Source code in src/nemo_safe_synthesizer/pii_replacer/ner/models.py
def download_and_cache_manifest_data(self):
    """Load each registered manifest into memory"""
    for manifest in self._manifests.values():
        self.resolve(manifest)

resolve(manifest, evict=False, skip_pickle=False)

Given a manifest, will return it's resolved data. If the manifest hasn't already been registered with the manager, it will be registered automatically.

The load order is as follows:

1. From in-memory cache
2. From FS cache if enabled via a ``StorageConfig``

Parameters:

Name Type Description Default
manifest ModelManifest

The manifest file to resolve and return

required
evict bool

If True will return the object, but won't store it in the cache. If the manifest is already in the cache, it will be removed.

False
Source code in src/nemo_safe_synthesizer/pii_replacer/ner/models.py
def resolve(self, manifest: ModelManifest, evict: bool = False, skip_pickle: bool = False) -> Optional[dict]:
    """Given a manifest, will return it's resolved data. If the manifest hasn't
    already been registered with the manager, it will be registered automatically.

    The load order is as follows:

        1. From in-memory cache
        2. From FS cache if enabled via a ``StorageConfig``

    Args:
        manifest: The manifest file to resolve and return
        evict: If ``True`` will return the object, but won't store it in the cache.
            If the manifest is already in the cache, it will be removed.
    """
    if manifest.key in self._cache:
        return self._cache.pop(manifest.key) if evict else self._cache[manifest.key]

    self.register_manifest(manifest)

    objs = {}
    for obj_ref in manifest.sources:
        src_obj = None
        start_time = time.perf_counter()
        for step in self.obj_from_fs:
            src_obj = step(manifest, obj_ref, skip_pickle=skip_pickle)
            if src_obj:
                break
        if not src_obj:
            raise RuntimeError(f"Could note resolve manifest {manifest}. Failed to load {src_obj}")
        else:
            elapsed_time_seconds = time.perf_counter() - start_time
            objs[obj_ref.key] = src_obj
            self.timings[manifest.model] = elapsed_time_seconds

    if not evict:
        self._cache[manifest.key] = objs
    return objs

obj_from_fs(manifest, obj_ref, skip_pickle=False)

Return the source object from the filesystem if it exists. If no file is found return None.

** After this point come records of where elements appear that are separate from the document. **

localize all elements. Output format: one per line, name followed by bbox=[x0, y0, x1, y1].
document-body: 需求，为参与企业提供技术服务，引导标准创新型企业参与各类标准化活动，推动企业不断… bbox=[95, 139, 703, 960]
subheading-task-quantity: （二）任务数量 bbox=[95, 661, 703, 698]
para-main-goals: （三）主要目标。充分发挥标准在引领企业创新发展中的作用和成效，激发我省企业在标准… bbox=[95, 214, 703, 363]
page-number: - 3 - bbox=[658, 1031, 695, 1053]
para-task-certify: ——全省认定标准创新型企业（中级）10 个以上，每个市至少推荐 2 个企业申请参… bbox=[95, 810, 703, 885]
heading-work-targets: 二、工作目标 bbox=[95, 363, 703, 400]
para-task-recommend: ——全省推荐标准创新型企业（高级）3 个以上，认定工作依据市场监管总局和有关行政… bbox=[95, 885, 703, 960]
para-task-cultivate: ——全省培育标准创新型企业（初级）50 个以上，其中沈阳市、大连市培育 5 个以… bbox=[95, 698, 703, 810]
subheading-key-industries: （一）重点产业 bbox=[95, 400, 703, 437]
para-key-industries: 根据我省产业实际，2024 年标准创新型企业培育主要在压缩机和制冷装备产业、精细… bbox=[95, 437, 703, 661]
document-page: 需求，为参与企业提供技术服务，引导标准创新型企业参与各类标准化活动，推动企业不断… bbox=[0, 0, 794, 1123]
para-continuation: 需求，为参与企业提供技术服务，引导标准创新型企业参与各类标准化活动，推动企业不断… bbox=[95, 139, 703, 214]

Source code in src/nemo_safe_synthesizer/pii_replacer/ner/models.py
def obj_from_fs(self, manifest: ModelManifest, obj_ref: ObjectRef, skip_pickle: bool = False) -> Optional[Any]:
    """Return the source object from the filesystem if it exists. If no file is found
    return ``None``.
    """
    logger.debug(f"Checking local FS for manifest {manifest.model} for {obj_ref.key} at {obj_ref.file_name}...")
    if not self.storage_config.cache_dir:
        logger.debug("Manifest data not found on local FS!")
        return None

    file_path = self.storage_config.cache_dir / manifest.key / obj_ref.file_name
    if not file_path.is_file():
        return None

    with open(file_path, "rb") as cache:
        if skip_pickle:
            return cache.read()
        src_obj = pickle.load(cache)
        return src_obj

get_cache_manager(storage_config=None)

Returns a singleton instance of CacheManager.

Source code in src/nemo_safe_synthesizer/pii_replacer/ner/models.py
def get_cache_manager(storage_config: StorageConfig = None) -> CacheManager:
    """Returns a singleton instance of ``CacheManager``."""
    return CacheManager.get_instance(storage_config)